In this study, I investigate the global evolution of annual
greenhouse gas emissions from 1850 to the present, including emissions
resulting from changes in land use.
This trip is motivated by a profound interest in how many nations
contribute to the climate crisis and how land use, economic development,
and industrialization have influenced the atmosphere of our world.
To make these intricate patterns come to life, I use interactive
visualization tools in R like Plotly and gganimate on free datasets that
were curated by Jones et al. (2024) and processed by Our World in
Data.
We will work together to identify the trends in the data and comprehend
Australia’s role in the global emissions narrative, which is essential
for developing data-driven policies that aim to create a sustainable
future.
Dataset:
Annual greenhouse gas emissions including land use
Jones et al. (2024) – with major processing by Our World in
Data.
“Annual greenhouse gas emissions including land use” [dataset]. Jones et
al., “National contributions to climate change 2024.2” [original
data].
Retrieved June 12, 2025 from Our World
in Data
Units: Million tonnes of CO₂ equivalent
Timeframe: 1850–2024
The dataset includes emissions by country, with land-use emissions included in the total.

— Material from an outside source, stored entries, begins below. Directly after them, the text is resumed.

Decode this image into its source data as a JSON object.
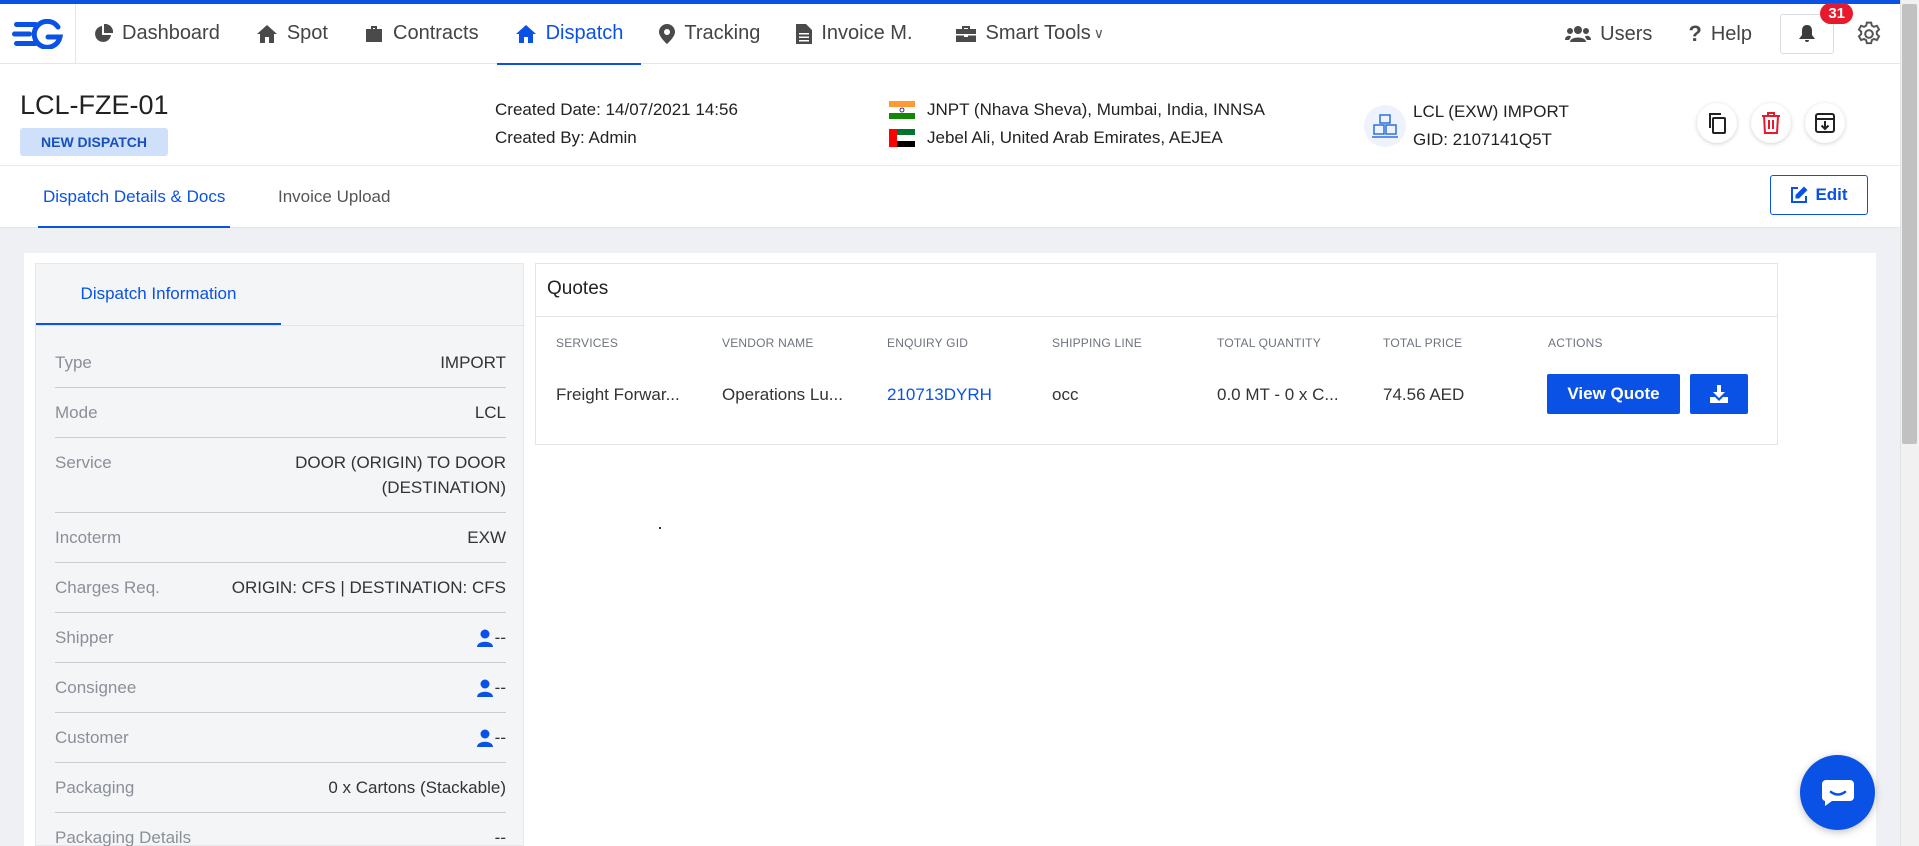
{
  "nav": {
    "items": [
      {
        "label": "Dashboard",
        "icon": "pie-chart-icon",
        "active": false
      },
      {
        "label": "Spot",
        "icon": "home-icon",
        "active": false
      },
      {
        "label": "Contracts",
        "icon": "briefcase-icon",
        "active": false
      },
      {
        "label": "Dispatch",
        "icon": "home-icon",
        "active": true
      },
      {
        "label": "Tracking",
        "icon": "map-pin-icon",
        "active": false
      },
      {
        "label": "Invoice M.",
        "icon": "document-icon",
        "active": false
      },
      {
        "label": "Smart Tools",
        "icon": "toolbox-icon",
        "active": false
      }
    ],
    "users_label": "Users",
    "help_label": "Help",
    "notification_count": "31",
    "accent_color": "#0a52e6",
    "badge_color": "#e8192c"
  },
  "header": {
    "dispatch_id": "LCL-FZE-01",
    "status": "NEW DISPATCH",
    "created_date": "Created Date: 14/07/2021 14:56",
    "created_by": "Created By: Admin",
    "origin": "JNPT (Nhava Sheva), Mumbai, India, INNSA",
    "destination": "Jebel Ali, United Arab Emirates, AEJEA",
    "shipment_type": "LCL (EXW) IMPORT",
    "gid": "GID: 2107141Q5T"
  },
  "tabs": {
    "details": "Dispatch Details & Docs",
    "invoice": "Invoice Upload",
    "edit": "Edit"
  },
  "info": {
    "tab_label": "Dispatch Information",
    "rows": [
      {
        "label": "Type",
        "value": "IMPORT"
      },
      {
        "label": "Mode",
        "value": "LCL"
      },
      {
        "label": "Service",
        "value": "DOOR (ORIGIN) TO DOOR (DESTINATION)"
      },
      {
        "label": "Incoterm",
        "value": "EXW"
      },
      {
        "label": "Charges Req.",
        "value": "ORIGIN: CFS | DESTINATION: CFS"
      },
      {
        "label": "Shipper",
        "value": "--"
      },
      {
        "label": "Consignee",
        "value": "--"
      },
      {
        "label": "Customer",
        "value": "--"
      },
      {
        "label": "Packaging",
        "value": "0 x Cartons (Stackable)"
      },
      {
        "label": "Packaging Details",
        "value": "--"
      }
    ]
  },
  "quotes": {
    "title": "Quotes",
    "columns": [
      "SERVICES",
      "VENDOR NAME",
      "ENQUIRY GID",
      "SHIPPING LINE",
      "TOTAL QUANTITY",
      "TOTAL PRICE",
      "ACTIONS"
    ],
    "row": {
      "services": "Freight Forwar...",
      "vendor": "Operations Lu...",
      "enquiry_gid": "210713DYRH",
      "shipping_line": "occ",
      "quantity": "0.0 MT - 0 x C...",
      "price": "74.56 AED"
    },
    "view_quote_label": "View Quote"
  }
}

Since the 1950s, the world’s greenhouse gas emissions have grown dramatically, mostly as a result of the fast industrialization and economic expansion of high-emitting nations. Significant differences across countries are also shown by the historical emissions data, with certain countries bearing a far higher proportion of the cumulative emissions load. With persistently higher emissions than the world average, Australia in particular continues to rank among the top polluters per capita. Current trends indicate that Australia is not yet on a Paris-aligned path, despite a national pledge to achieve net-zero by 2050.

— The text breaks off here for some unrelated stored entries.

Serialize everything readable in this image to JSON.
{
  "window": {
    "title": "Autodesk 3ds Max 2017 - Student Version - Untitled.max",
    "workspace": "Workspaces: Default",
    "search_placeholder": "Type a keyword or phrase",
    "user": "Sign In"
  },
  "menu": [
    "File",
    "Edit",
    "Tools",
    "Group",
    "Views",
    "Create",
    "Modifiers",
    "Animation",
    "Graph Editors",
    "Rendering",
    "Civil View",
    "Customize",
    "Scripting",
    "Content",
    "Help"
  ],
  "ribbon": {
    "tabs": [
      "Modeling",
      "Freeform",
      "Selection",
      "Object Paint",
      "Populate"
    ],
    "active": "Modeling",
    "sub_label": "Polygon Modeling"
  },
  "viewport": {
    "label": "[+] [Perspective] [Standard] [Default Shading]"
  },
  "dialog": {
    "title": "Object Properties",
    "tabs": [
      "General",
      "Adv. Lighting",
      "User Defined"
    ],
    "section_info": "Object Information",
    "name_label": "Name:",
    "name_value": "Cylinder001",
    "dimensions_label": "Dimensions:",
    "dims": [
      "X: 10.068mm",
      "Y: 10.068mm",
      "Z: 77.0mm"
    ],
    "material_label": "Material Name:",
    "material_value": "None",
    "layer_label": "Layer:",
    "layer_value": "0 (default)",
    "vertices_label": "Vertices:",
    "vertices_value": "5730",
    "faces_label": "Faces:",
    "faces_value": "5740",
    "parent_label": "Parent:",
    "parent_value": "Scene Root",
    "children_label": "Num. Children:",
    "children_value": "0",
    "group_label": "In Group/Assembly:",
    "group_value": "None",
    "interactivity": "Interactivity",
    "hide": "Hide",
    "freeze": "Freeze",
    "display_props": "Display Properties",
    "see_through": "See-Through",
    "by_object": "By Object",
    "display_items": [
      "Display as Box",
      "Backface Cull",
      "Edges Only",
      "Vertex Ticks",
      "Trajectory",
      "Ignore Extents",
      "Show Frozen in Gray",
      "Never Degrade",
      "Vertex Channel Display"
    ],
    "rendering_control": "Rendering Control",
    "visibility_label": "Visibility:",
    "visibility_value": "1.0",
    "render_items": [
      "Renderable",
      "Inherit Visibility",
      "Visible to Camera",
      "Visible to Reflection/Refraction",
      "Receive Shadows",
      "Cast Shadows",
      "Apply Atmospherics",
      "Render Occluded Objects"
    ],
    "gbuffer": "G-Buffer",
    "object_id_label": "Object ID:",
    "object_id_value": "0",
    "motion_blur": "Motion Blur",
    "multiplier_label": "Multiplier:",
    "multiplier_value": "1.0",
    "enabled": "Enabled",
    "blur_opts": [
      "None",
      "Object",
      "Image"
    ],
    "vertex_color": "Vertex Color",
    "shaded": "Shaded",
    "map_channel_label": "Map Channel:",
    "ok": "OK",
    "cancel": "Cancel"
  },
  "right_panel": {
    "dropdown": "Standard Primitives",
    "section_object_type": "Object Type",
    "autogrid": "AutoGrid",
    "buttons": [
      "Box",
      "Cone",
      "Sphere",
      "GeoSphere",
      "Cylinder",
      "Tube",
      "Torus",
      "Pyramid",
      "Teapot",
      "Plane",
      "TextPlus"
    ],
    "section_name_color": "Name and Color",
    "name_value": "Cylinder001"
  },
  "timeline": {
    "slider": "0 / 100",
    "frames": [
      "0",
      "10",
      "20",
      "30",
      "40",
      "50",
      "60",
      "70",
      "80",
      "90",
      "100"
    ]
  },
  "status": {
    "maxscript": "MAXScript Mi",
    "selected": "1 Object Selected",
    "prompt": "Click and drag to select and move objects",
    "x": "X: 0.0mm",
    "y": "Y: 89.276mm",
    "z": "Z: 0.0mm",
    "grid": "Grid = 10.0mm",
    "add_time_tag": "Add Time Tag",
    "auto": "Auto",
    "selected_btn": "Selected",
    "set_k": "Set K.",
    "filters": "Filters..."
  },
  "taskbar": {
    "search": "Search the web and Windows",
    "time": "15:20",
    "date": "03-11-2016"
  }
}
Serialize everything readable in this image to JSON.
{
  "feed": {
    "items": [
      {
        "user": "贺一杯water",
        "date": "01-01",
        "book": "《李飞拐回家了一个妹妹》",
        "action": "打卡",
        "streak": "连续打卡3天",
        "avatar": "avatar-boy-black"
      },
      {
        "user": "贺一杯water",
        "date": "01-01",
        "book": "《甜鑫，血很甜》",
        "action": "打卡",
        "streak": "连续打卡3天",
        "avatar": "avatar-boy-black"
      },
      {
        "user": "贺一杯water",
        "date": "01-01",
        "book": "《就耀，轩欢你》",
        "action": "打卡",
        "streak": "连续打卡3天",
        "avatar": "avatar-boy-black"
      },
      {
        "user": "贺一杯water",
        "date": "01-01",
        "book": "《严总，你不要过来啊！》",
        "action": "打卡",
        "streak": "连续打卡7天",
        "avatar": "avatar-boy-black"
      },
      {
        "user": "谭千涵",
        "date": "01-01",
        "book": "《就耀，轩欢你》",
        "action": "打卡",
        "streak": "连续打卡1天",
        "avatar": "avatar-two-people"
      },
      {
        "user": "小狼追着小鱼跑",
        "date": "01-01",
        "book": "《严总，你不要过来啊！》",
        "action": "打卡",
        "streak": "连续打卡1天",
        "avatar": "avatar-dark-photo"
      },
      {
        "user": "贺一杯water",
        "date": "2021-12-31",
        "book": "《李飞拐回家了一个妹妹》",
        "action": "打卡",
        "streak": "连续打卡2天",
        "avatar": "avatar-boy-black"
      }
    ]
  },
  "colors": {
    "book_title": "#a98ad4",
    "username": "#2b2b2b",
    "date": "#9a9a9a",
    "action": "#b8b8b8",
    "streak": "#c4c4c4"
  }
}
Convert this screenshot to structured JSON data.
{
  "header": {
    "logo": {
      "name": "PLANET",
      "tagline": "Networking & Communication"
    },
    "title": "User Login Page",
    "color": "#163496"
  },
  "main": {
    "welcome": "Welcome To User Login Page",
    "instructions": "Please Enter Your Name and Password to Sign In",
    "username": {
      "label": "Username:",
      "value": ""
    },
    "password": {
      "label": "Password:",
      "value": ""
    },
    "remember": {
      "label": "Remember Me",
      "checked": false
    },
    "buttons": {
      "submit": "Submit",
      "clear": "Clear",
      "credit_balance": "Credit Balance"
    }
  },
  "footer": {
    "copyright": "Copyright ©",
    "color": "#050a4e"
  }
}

We must promote honest, evidence-based climate policies in order to address this. Public comprehension and engagement are improved by interactive data visualizations made with programs like Plotly and gganimate. Additionally, encouraging open-source tools like R and R Markdown guarantees the reproducibility of climate research and makes it easier for scientists and decision-makers to work together.
References
Jones, C., Peters, G., Davis, S., & Friedlingstein, P. (2024).
National contributions to climate change (Version 2024.2)
[Dataset]. Our World in Data. https://ourworldindata.org/grapher/total-ghg-emissions
Wickham, H., & Grolemund, G. (2017). R for data science: Import,
tidy, transform, visualize, and model data. O’Reilly Media.
Wickham, H. (2016). ggplot2: Elegant graphics for data analysis
(2nd ed.). Springer.
Healy, K. (2018). Data visualization: A practical introduction.
Princeton University Press.
Sievert, C. (2020). Interactive web-based data visualization with R,
plotly, and shiny. CRC Press.
Thank you for viewing this presentation. Questions and feedback are most welcome—stay curious, stay data-driven.